Lorna half-turned, vaguely aware of someone walking towards them across the street. Where the hell’s it got you, Marjorie? she felt herself wanting to say. All those years of backpedaling and going out of your way to be nice?
“Look at Becca, for instance.”
“What,” asked Lorna, more than a little steel in her voice, “has Becca got to do with it?”
“Look at the way she’s got on as fast as she has. I know she’s intelligent, degree and all, but why do you think she’s got where she has?”
Lorna stared at Marjorie’s doughlike face, waiting to be told.
“It’s because she knows how to behave towards people; especially people like Mr Spindler.
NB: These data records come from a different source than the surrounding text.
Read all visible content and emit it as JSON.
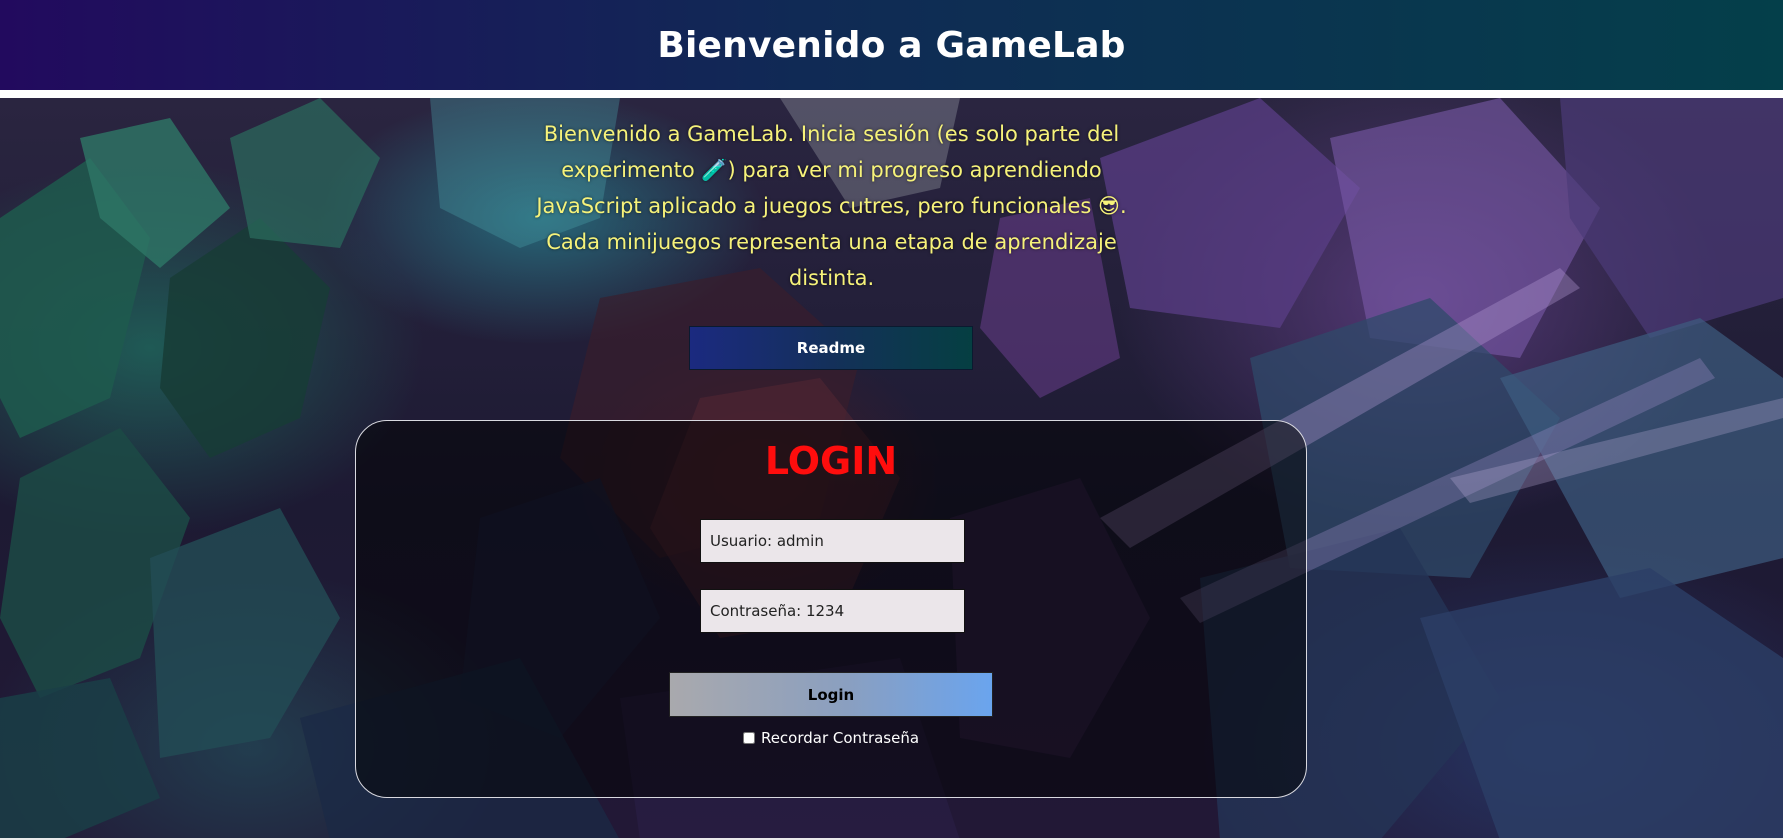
{
  "header": {
    "title": "Bienvenido a GameLab"
  },
  "intro": {
    "text": "Bienvenido a GameLab. Inicia sesión (es solo parte del experimento 🧪) para ver mi progreso aprendiendo JavaScript aplicado a juegos cutres, pero funcionales 😎. Cada minijuegos representa una etapa de aprendizaje distinta."
  },
  "readme": {
    "label": "Readme"
  },
  "login": {
    "title": "LOGIN",
    "username_placeholder": "Usuario: admin",
    "password_placeholder": "Contraseña: 1234",
    "submit_label": "Login",
    "remember_label": "Recordar Contraseña"
  },
  "colors": {
    "header_gradient": [
      "#220a5e",
      "#043f4a"
    ],
    "intro_text": "#f6f27a",
    "login_title": "#ff0d0d",
    "login_button_gradient": [
      "#a9a9ad",
      "#6aa4ee"
    ]
  }
}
She’s nicely spoken and she’s always well-turned out …”
“And if it would help her career, she’s not above taking Spindler into the back office and giving him a quick wank.”
“Lorna, really!” Marjorie flushed bright red from the nape of her neck to the roots of her hair. “I can’t imagine what you … I can’t believe … I’m going to pretend I never heard you say that.”
“Fine,” Lorna said. “Believe what you like.” And, turning fast on her heel, she came close to colliding with Darren, who had slowed his pace on hearing raised voices, but continued, nonetheless, towards them.
“I’m sorry, I …”
“’S’okay,” Darren said, chirpily. “No harm done, eh?” For a moment they were stationary, Darren close enough to see his new face reflected in the curved lenses of Lorna’s glasses. Lorna looking at him, this tall, skinny youth with the shorn head and the beaklike nose and those protruding gray-blue eyes.